Currant and gooseberry-Currant fruit fly (gooseberry maggot)

Euphranta canadensis

Pest description and crop damage The adult is a small yellowish fly, about 8 mm long, with bright green eyes and smoky bands across the wings. The maggots are white, cylindrical, and tapered at the head. The maggots develop inside and feed in the berry, making them inedible. Infested fruit often drop prematurely, but others remain on the bush. Infested berries show a discolored area where the egg was inserted. Infested fruits often turn red before they drop.

Biology and life history The insect overwinters as a brown pupa about the size of a wheat grain in organic debris, or 1 to 3 inches deep in the soil at the base of the plant. In the middle of April, the flies emerge over a period of 40 to 45 days. The female flies insert oblong eggs under the fruit skin. The eggs hatch and the larvae burrow under the fruit skin, then into the fruit pulp. They feed on the pulp and seeds until mature, then burrow out through the skin and drop to the soil. There is one generation per year. Adult flies frequently rest on fence rows, brush, and trees adjacent to currant and gooseberry plantings.

Scouting and thresholds Scout fields in early spring for fly activity. Inspect fruit as they mature for any discoloration, and remove them from the plant.

Management-cultural control

Home gardeners: Use floating row covers to protect plants during adult emergence. Do not use this technique on infested plantings! Remove infested fruit when it appears. Lay a tarp under the plants to prevent flies from pupating in the soil.
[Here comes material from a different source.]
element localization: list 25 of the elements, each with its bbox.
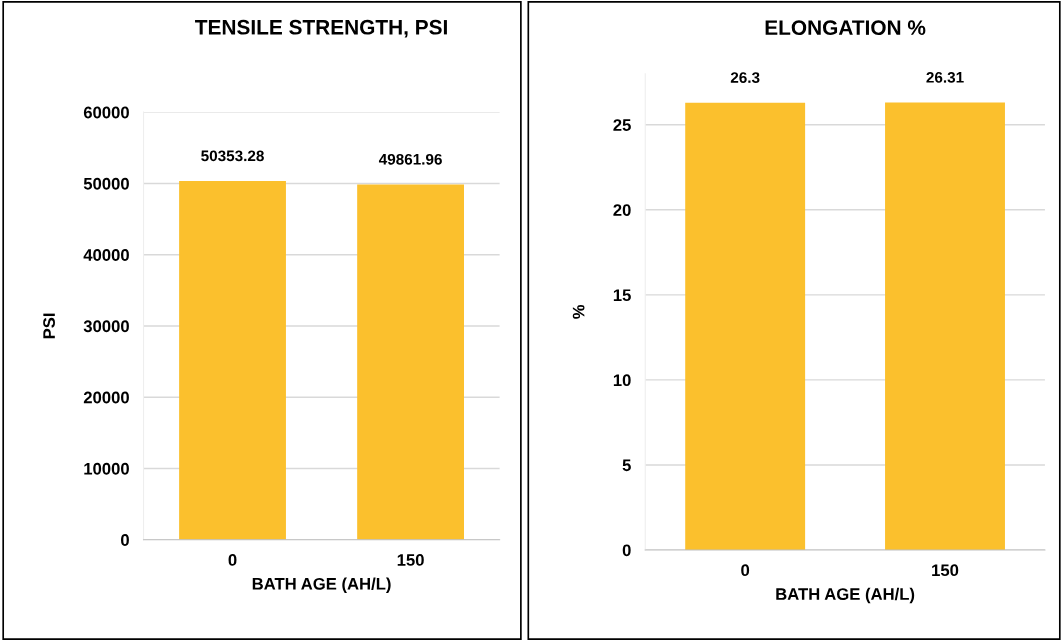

Management-chemical control: HOME USE

  • plant essential oils (peppermint, rosemary)-Some formulations are OMRI-listed for organic use.
  • pyrethrins

Management-chemical control: COMMERCIAL USE

Apply chemical sprays when adults are present and active.

  • bifenthrin (Brigade and other brands) at 0.033 to 0.1 lb ai/a. PHI 1 day. Toxic to bees; do not use when bees are foraging. Also toxic to fish and other aquatic invertebrates.
  • carbaryl (Sevin and other brands) at 1.5 to 2.0 lb ai/a. PHI 7 days. Toxic to bees; do not use when bees are foraging. Latex-based formulations such as Sevin XLR Plus are less hazardous to bees. Also toxic to fish and other aquatic invertebrates. Do not exceed 10 lb ai/a per year.
  • fenpropathrin (Danitol) at 0.2 to 0.3 lb ai/a. PHI 3 days. Do not exceed 0.6 lb ai/a per season. Toxic to bees; do not use when bees are foraging. Also toxic to fish and other aquatic invertebrates. Restricted use pesticide.
  • pyrethrin (several brands)-Consult label for rate and use directions. PHI 0 days. Direct contact is essential for effective results. Toxic to bees; do not use when bees are foraging. Also toxic to fish and other aquatic invertebrates. Many brands, such as Pyganic, are OMRI-listed for organic use.
  • spinetoram (Delegate WG) at 0.05 to 0.09 lb ai/a. PHI 3 days. Toxic to bees for three hours following treatment. Do not apply when bees are foraging. Also toxic to fish and other aquatic invertebrates. Do not exceed 0.305 lb ai/a per year.
  • spinosad (Entrust) at 0.062 to 0.1 lb ai/a. PHI 3 days. Entrust is OMRI-listed for organic use. Toxic to bees exposed to treatment for 3 hours following treatment. Do not use when bees are foraging. Also toxic to fish and other aquatic invertebrates. Do not apply when bees are foraging.
  • zeta-cypermethrin (Mustang) at 0.05 lb ai/a. PHI 1 day. Toxic to bees; do not use when bees are foraging. Also toxic to fish and other aquatic invertebrates. Restricted use pesticide.